Las condiciones económicas a nivel mundial en consecuencia de la pandemia del coronavirus (COVID-19) señalan una crisis histórica. Las organizaciones internacionales estiman una caída del PIB global entre el 4.1 % y 6 % para este año, seguido de una recuperación gradual en 2021.

Para el caso de América Latina y el Caribe, denotan su peor recesión registrada. El informe del Fondo Monetario Internacional (FMI) señala una reducción en estas economías del -9.4% para este año, acompañado de una reactivación del 3.7% en 2021. La pregunta es: ¿cuáles son las políticas de prevención que los países de América Latina están aplicando frente a la crisis sanitaria, en relación con el mercado de trabajo?

Este choque exógeno ha generado efectos negativos en las distintas economías de América Latina; por lo tanto, es necesario fomentar alternativas con el objetivo de mitigar estos impactos sobre el mercado de trabajo.

De acuerdo con las cifras del Banco Interamericano de Desarrollo (BID) a través del Observatorio Laboral COVID-19, la pérdida de empleos en 7 países de Latinoamérica se resume en un total de 26.46 millones de trabajos, durante el periodo del mes de febrero hasta el 22 de agosto de 2020.

Por el lado de las personas ocupadas durante los meses de febrero a julio de 2020, Brasil lidera con gran significancia —en el segundo mes de este año, contaban con un total de 95.7 millones de trabajadores— seguido por México con 55,352,304 personas ocupadas en marzo del presente año. En tercer y cuarto lugar, se sitúa Colombia y Argentina, con 22 millones (febrero) y 12 millones (marzo) para el país argentino.

Por otra parte, el promedio de las pérdidas en este periodo, deja en evidencia el impacto del COVID-19 en la región. Se observa que la disminución en este periodo supera significativamente la media de trabajadores ocupados; en el caso de México, se presenta una pérdida de -11,773,512 individuos (marzo-mayo), superando con creces el porcentaje de los países estudiados. Colombia presenta una pérdida de -4,743,404 en el periodo de febrero a mayo, seguido de Brasil con -4,469,000; pese a que promedia un mayor número de trabajadores, no presenta pérdidas significativas como en el caso de los demás países.
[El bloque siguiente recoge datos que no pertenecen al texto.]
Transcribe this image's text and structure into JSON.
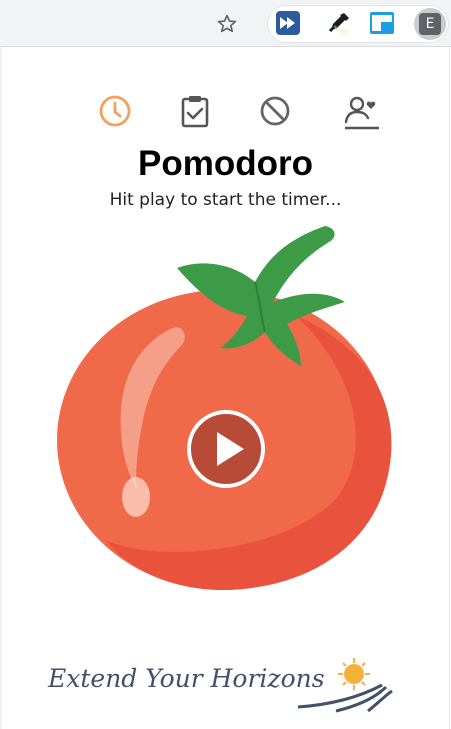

Desde otra perspectiva, los promedios sobre los trabajadores formales que se encuentran afiliados en alguna institución de salud y las pérdidas que han presenciado durante el periodo de estudio. Entre los hallazgos detectados se encuentra que, en México, el promedio de los trabajadores cotizantes en este año (febrero-julio) es mayor en comparación con los países en América Latina; sin embargo, se perdieron -1,117,584 de empleos formales, por encima del -30%. En segundo lugar, Argentina acumula aproximadamente el 17% de empleos formales de febrero a abril; en cambio, las pérdidas no superan este porcentaje en comparación con México, Colombia, República Dominicana, entre otros. Para finalizar este análisis, es importante señalar que, en valores absolutos, la brecha entre la población ocupada y los trabajadores afiliados es bastante amplia, exhibiendo la falta de empleos formales en esta región y el acceso a un seguro de salud.

A manera de conclusión, vale decir que esta epidemia ha generado fuertes contracciones en las distintas economías del mundo; por este motivo, es necesario iniciar un proceso de recuperación integrando políticas económicas para subsanar las variables afectadas.